Citizen Walid Al-Tamimi revealed that he suffers from a rare disease called “fatal familial insomnia” syndrome, and it is the first person to suffer from it in the Middle East, and 40 families suffer from it in the world.
Speaking to Al-Tamimi, Al-Tamimi said:News 24He is 21 years old and is the first non-hereditary patient with this disease, since no one in his family has this disease.
He explained that 5 years ago, a doctor mentioned to him the possibility of suffering from “fatal familial insomnia”, and in the middle of 2020, he had some symptoms of infection, between nausea and the loss of some details, and a few days ago it was confirmed that he had the disease.

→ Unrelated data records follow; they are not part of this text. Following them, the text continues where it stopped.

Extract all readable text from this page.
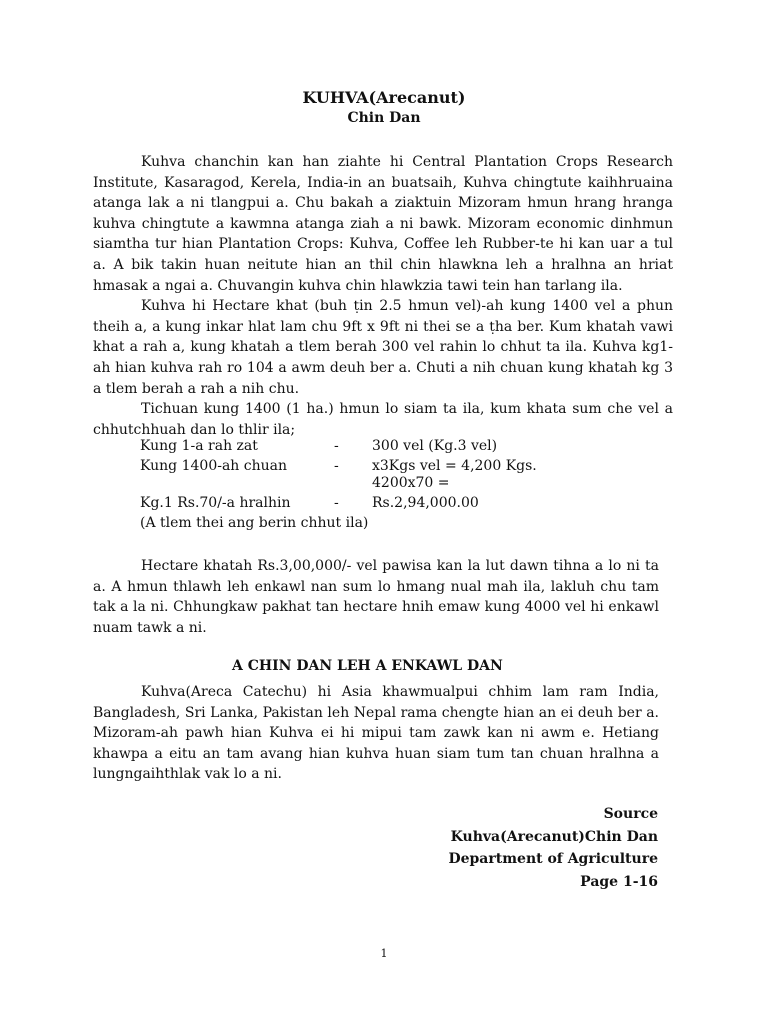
KUHVA(Arecanut)
Chin Dan

Kuhva chanchin kan han ziahte hi Central Plantation Crops Research Institute, Kasaragod, Kerela, India-in an buatsaih, Kuhva chingtute kaihhruaina atanga lak a ni tlangpui a. Chu bakah a ziaktuin Mizoram hmun hrang hranga kuhva chingtute a kawmna atanga ziah a ni bawk. Mizoram economic dinhmun siamtha tur hian Plantation Crops: Kuhva, Coffee leh Rubber-te hi kan uar a tul a. A bik takin huan neitute hian an thil chin hlawkna leh a hralhna an hriat hmasak a ngai a. Chuvangin kuhva chin hlawkzia tawi tein han tarlang ila.

Kuhva hi Hectare khat (buh ṭin 2.5 hmun vel)-ah kung 1400 vel a phun theih a, a kung inkar hlat lam chu 9ft x 9ft ni thei se a ṭha ber. Kum khatah vawi khat a rah a, kung khatah a tlem berah 300 vel rahin lo chhut ta ila. Kuhva kg1-ah hian kuhva rah ro 104 a awm deuh ber a. Chuti a nih chuan kung khatah kg 3 a tlem berah a rah a nih chu.

Tichuan kung 1400 (1 ha.) hmun lo siam ta ila, kum khata sum che vel a chhutchhuah dan lo thlir ila;

Kung 1-a rah zat	- 300 vel (Kg.3 vel)
Kung 1400-ah chuan	- x3Kgs vel = 4,200 Kgs.
4200x70 =
Kg.1 Rs.70/-a hralhin	- Rs.2,94,000.00
(A tlem thei ang berin chhut ila)

Hectare khatah Rs.3,00,000/- vel pawisa kan la lut dawn tihna a lo ni ta a. A hmun thlawh leh enkawl nan sum lo hmang nual mah ila, lakluh chu tam tak a la ni. Chhungkaw pakhat tan hectare hnih emaw kung 4000 vel hi enkawl nuam tawk a ni.

A CHIN DAN LEH A ENKAWL DAN

Kuhva(Areca Catechu) hi Asia khawmualpui chhim lam ram India, Bangladesh, Sri Lanka, Pakistan leh Nepal rama chengte hian an ei deuh ber a. Mizoram-ah pawh hian Kuhva ei hi mipui tam zawk kan ni awm e. Hetiang khawpa a eitu an tam avang hian kuhva huan siam tum tan chuan hralhna a lungngaihthlak vak lo a ni.

Source
Kuhva(Arecanut)Chin Dan
Department of Agriculture
Page 1-16
1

He pointed out that no one in his family is infected or carrying this gene, despite it being considered a genetic genetic disease transmitted from the father or mother to one of the sons, and that he discovered his infection following suffering from the pooling of prion under the brain, indicating that the more its gathering moved to another stage of the disease. .
He stated that the fatal insomnia syndrome lasts from 7 to 42 months, and consists of 4 stages, in which the patient suffers from the inability to sleep partially for 5 months, in addition to hallucinations, fear and panic, and lasts for two years and four months, then the inability to sleep completely for a period 6 months, and finally memory loss and stopping of some parts of the brain for 5 months, then death.
He stressed that there is no cure for fatal familial insomnia, and everyone who is found to be infected completes the 4 stages and then dies, pointing out that he will complete the progression of the disease stages in a Zurich hospital.